Boghies Account Talk

I think I'd be inclined to toss that F fund and eat a little more I fund for desert.

Birch,

Been thinking the same thing. Your allocation seems to have about the same Beta as mine, but has a ton more Alpha (hope I'm using the terms right:D).

Bonds will probably be lousy investments for a while. The big money will be selling soon. Thus, I may as well move the money as far from American investments as I can in an effort to diversify. Too bad we can't invest in REITs and commodities. Oh, well...
 
Re: On This Day Toxie Died...


sniff....
we just got our assessment.... down another 11%. -33% in 2 years....
But hey, I can dismantle the deck and burn it for heat this winter! :laugh:
Maybe some wiley inventor will devise a septic tank methane recovery supplemental heating system so all this $$ we flush down the hole will go to some use over the next 5 years. :sick:IBS:sick:
 
Never All In, Never All Out - Almost

I've been walking the train tracks all month.
See, nothing happened.
Nothing bad.

But, what's that ahead. I see 'The Lights of October'!

I really didn't care about an average down of 0.74% during the month of September. Usually September isn't plagued by wild swings.

But, as we all know from personal experience, October is a month to ‘Behold’. :nuts:
G: 0%
F: 40%
C: 35%
S: 5%
I: 20%​
Never all in, never all out. Who can predict this thang. And, thousands (maybe millions) are watching the squiggly lines on charts. All better than I.

I am still allocating 60% in equities because folks who understand the squiggly lines better than I are in the market. Otherwise, I would be on vacation this month!!! Even if I lose value this month I will be ahead of where I would have been if I didn’t watch a number of you.
 
Today could very well be a round number bump up party:)
If I didn't bump today, I'll be within a smidgeon of it.
I love it when the left number changes:p


And, yes, folks have commented on my pyramid style of prose:nuts:
 
Today could very well be a round number bump up party:)
If I didn't bump today, I'll be within a smidgeon of it.
I love it when the left number changes:p


And, yes, folks have commented on my pyramid style of prose:nuts:

Missed it by 0.4%

Oh well...
 
I think I'd be inclined to toss that F fund and eat a little more I fund for desert.

I'm with you Birch...
It's time for the bonds to start selling off...

Anyway:

G: 0%
F: 10%
C: 40%
S: 10%
I: 40% - Dollar dump​

I think the 'F Fund' holdings will vanish in my next October IFT - hopefully :laugh:

I'm overweighting the 'I Fund' because of the dollar dump.
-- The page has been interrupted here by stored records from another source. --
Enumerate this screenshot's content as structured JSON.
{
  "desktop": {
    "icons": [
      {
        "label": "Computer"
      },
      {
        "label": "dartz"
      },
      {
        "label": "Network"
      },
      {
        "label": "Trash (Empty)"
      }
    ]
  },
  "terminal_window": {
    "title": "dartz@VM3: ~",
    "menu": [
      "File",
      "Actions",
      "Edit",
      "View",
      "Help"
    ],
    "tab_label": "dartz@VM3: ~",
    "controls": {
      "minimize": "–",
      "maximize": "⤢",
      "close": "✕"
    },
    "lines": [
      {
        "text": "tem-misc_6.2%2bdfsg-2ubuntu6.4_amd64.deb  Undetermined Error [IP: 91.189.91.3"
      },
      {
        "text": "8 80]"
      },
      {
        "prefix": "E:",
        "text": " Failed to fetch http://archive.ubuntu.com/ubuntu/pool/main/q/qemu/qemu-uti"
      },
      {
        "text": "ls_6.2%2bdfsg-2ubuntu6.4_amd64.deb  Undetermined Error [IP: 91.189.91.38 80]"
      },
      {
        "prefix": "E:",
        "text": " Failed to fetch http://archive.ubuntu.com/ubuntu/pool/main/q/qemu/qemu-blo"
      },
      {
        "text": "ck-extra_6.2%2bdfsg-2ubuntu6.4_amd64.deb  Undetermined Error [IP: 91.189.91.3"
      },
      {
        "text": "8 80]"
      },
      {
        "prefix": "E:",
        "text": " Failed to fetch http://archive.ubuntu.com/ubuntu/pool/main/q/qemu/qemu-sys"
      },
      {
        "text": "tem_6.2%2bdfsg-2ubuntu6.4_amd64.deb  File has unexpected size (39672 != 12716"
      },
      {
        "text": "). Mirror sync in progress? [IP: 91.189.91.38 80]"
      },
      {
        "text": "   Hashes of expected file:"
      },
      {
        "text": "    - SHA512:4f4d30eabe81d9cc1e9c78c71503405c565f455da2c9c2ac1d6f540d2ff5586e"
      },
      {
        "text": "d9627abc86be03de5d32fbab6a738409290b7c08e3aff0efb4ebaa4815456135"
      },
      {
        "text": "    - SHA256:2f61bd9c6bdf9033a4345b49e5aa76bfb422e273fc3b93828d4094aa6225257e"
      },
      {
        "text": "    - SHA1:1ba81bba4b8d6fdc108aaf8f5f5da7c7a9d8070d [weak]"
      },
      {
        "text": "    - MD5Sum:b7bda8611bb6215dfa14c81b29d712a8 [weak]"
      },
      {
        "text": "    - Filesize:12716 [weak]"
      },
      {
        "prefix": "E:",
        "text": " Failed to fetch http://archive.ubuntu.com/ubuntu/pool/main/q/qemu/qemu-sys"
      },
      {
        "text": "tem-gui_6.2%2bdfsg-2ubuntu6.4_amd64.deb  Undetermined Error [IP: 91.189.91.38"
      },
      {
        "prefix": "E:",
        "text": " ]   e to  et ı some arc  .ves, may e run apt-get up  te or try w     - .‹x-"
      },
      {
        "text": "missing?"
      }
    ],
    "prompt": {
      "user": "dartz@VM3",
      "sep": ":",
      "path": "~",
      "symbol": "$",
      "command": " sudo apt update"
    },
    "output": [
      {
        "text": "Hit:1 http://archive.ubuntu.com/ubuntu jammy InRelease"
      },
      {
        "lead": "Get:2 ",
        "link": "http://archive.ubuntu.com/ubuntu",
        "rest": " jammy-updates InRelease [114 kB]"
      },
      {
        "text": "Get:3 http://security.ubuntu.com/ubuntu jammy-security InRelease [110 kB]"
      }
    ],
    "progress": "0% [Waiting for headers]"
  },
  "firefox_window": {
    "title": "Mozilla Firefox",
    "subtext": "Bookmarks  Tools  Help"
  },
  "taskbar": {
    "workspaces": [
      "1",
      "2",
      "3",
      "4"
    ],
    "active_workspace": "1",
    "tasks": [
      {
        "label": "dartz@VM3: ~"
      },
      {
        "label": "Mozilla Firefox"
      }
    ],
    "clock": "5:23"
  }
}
Pray for no news from Europe.

The 'S Fund' could be pressured more than the 'C Fund' from inflation worries.

This is a fairly high risk allocation. While I am not near my Quicken toolkit, I will venture to guess we are talking about a 10% expected return with a 12% risk. The previous allocation was a 7% return and an 8% risk.
 
Almost pulled the trigger.

Almost yanked that 10% in F for one of the equities funds that have kinda corrected.

I didn't.

Why.

Because a point or two really isn't a tradeable correction in our TSP environment.

And, if I keep blowing my trades I can stay off the front pages of the AutoTracker. I think that is my goal this year:p
 
Re(1): 'KTVA: Yeah, that was us, but it’s not what you think', HotAir.com, Ed Morrissey
Re(2): 'A Coming Government Shutdown?', Pajamas Media, Tom Blumer

The media is right down the middle, eh...

Me thinks that this will play well for a Congressional takeover. That means that there will be a larger wave. That means there will be more pressure to stem the huge tax increase scheduled to come. That means the equities market should boom.

And, it means a standoff with this Administration and this President. How can you even think of cutting the budget. We have been cut to the bone!!!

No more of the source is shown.